The bank's comments are troubling at best. It appears that someone in the batch processing department if IT made a mistake and screwed up the batch scheduler. (It's important to note that a software bug or hardware failure could have caused the problem, although this is less likely than human error.)
After operators found the initial problem, they tried to fix it but could not access the transaction record, making the detective work needed to find the problem nearly impossible. By the time the problem was isolated, the backlog was enormous, which created the long delay in getting operations back to normal.
A STRATEGIC PERSPECTIVE
Information technology is an easy target for budget cuts, lack of status, and negativity. To some extent, IT's poor reputation is justified because so many IT organizations do a poor job at project execution and delivery.

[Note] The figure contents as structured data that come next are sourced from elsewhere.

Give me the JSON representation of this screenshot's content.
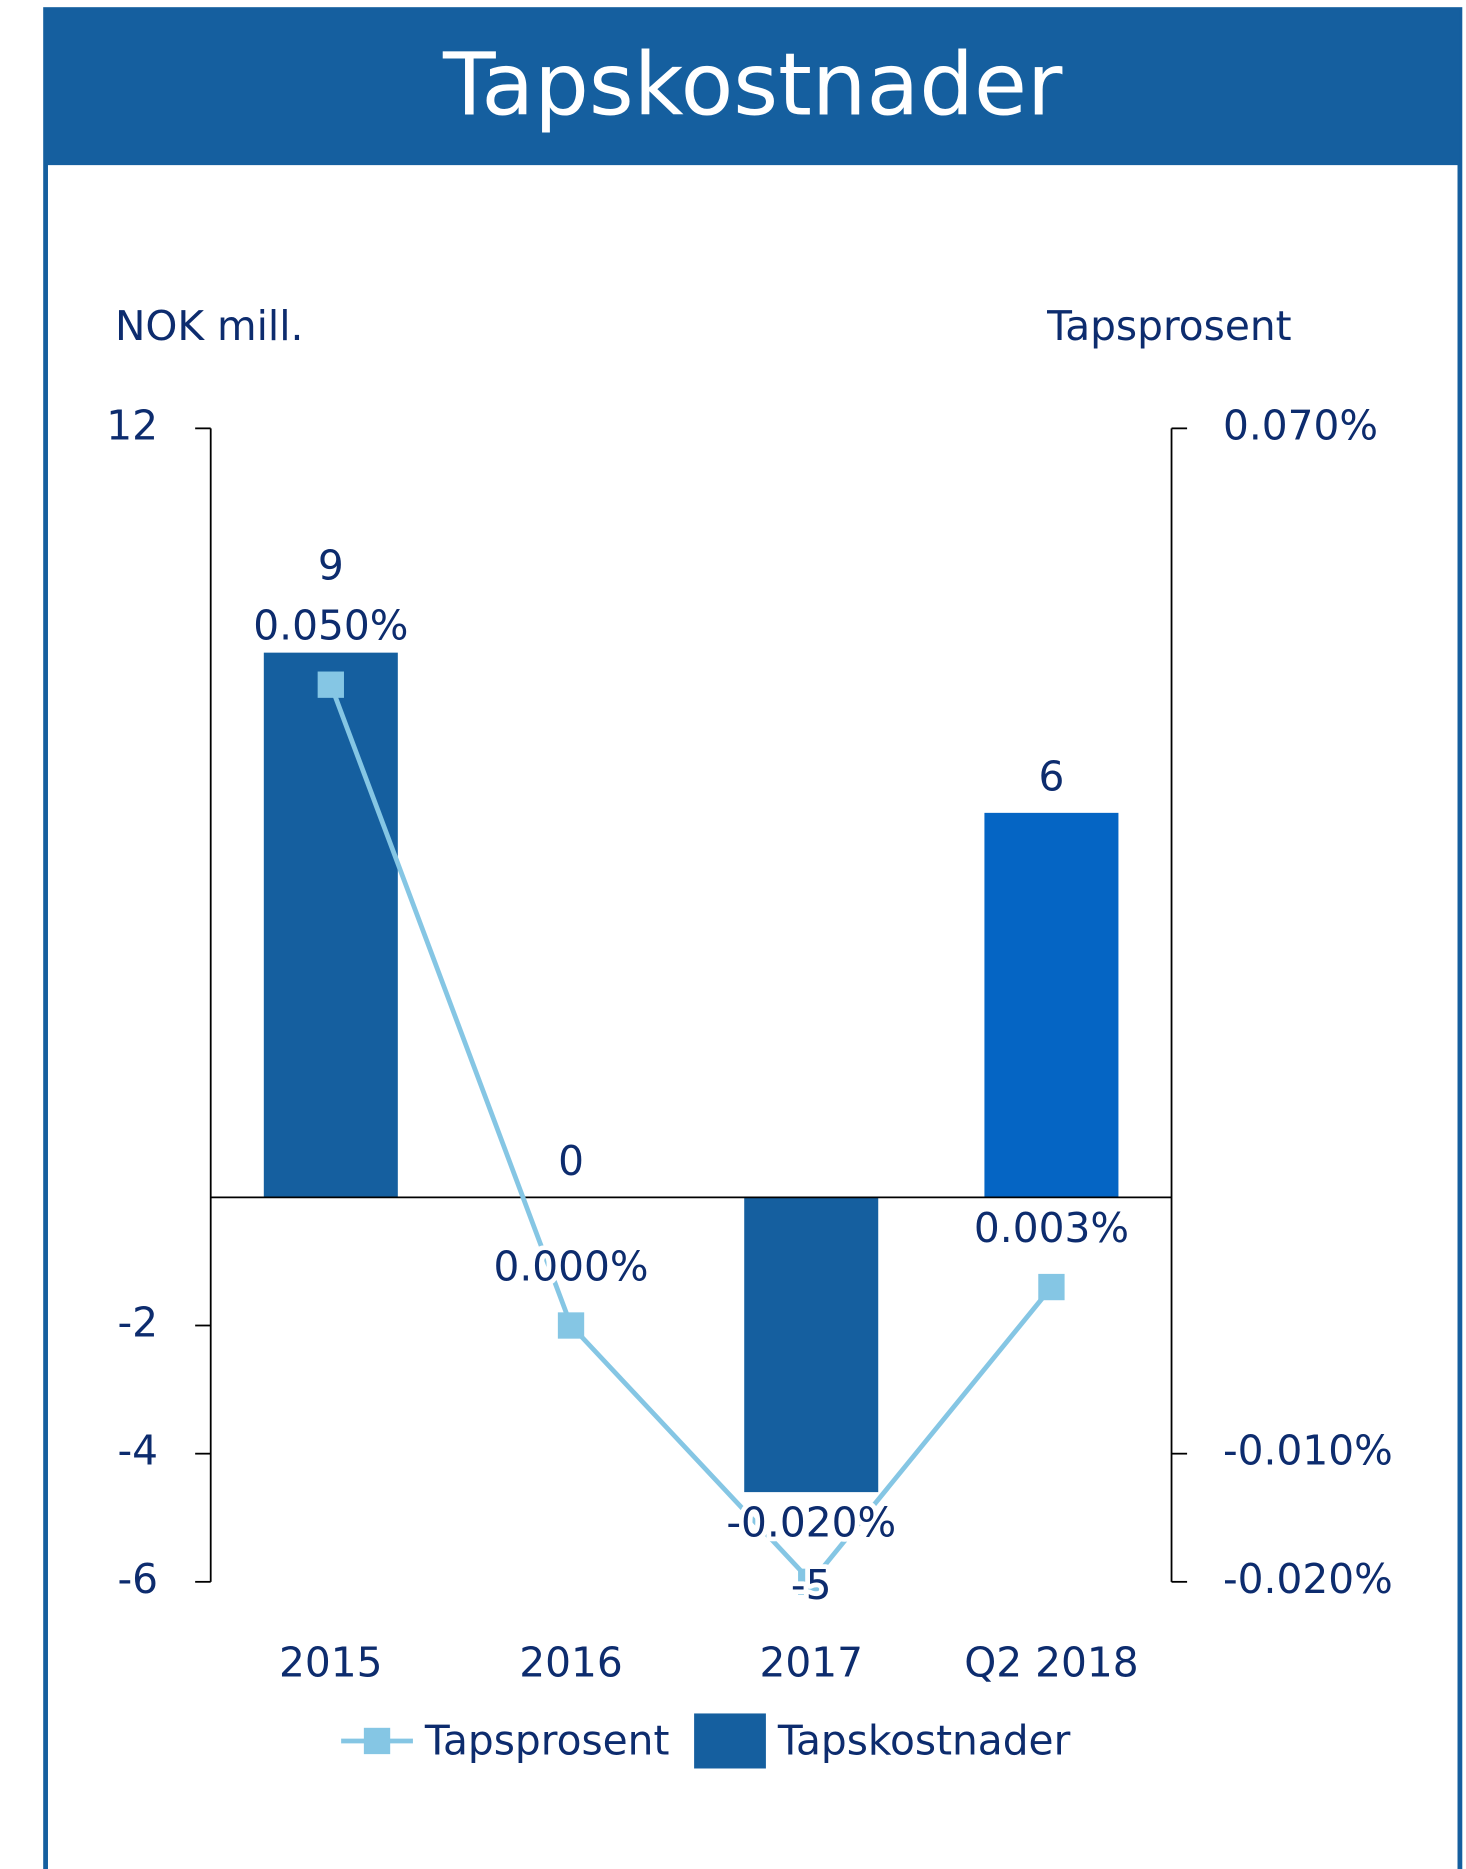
{
  "chart_data": {
    "type": "bar_line",
    "title": "Tapskostnader",
    "y_label": "NOK mill.",
    "y2_label": "Tapsprosent",
    "categories": [
      "2015",
      "2016",
      "2017",
      "Q2 2018"
    ],
    "ylim": [
      -6,
      12
    ],
    "yticks": [
      12,
      -2,
      -4,
      -6
    ],
    "y2lim": [
      -0.02,
      0.07
    ],
    "y2ticks": [
      {
        "value": 0.07,
        "label": "0.070%"
      },
      {
        "value": -0.01,
        "label": "-0.010%"
      },
      {
        "value": -0.02,
        "label": "-0.020%"
      }
    ],
    "series": [
      {
        "name": "Tapskostnader",
        "type": "bar",
        "color": "#155f9f",
        "colors": [
          "#155f9f",
          "#155f9f",
          "#155f9f",
          "#0565c4"
        ],
        "values": [
          8.5,
          0,
          -4.6,
          6
        ],
        "value_labels": [
          "9",
          "0",
          "-5",
          "6"
        ]
      },
      {
        "name": "Tapsprosent",
        "type": "line",
        "axis": "y2",
        "color": "#85c6e4",
        "values": [
          0.05,
          0.0,
          -0.02,
          0.003
        ],
        "value_labels": [
          "0.050%",
          "0.000%",
          "-0.020%",
          "0.003%"
        ]
      }
    ],
    "legend": "bottom"
  }
}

At the same time, situations like this remind us that virtually every modern organization depends on IT for core operations. Companies that undercut and neglect IT are playing a dangerous and fool's game, putting themselves and their customers at risk.
If you work in IT, the solution requires two steps. First, deliver operational excellence, in other words, make sure to complete your projects get on time and within budget. Second, learn what the business needs and give it to them. In IT, job security rests on the foundation of these two points.
With IT such an easy target, it's easy to forget that corporate policies create the environment in which technologists carry out their work. I wonder whether the problems at RBS can ultimately be traced to layoffs, budget cuts, and general disinterest in IT as a valuable function.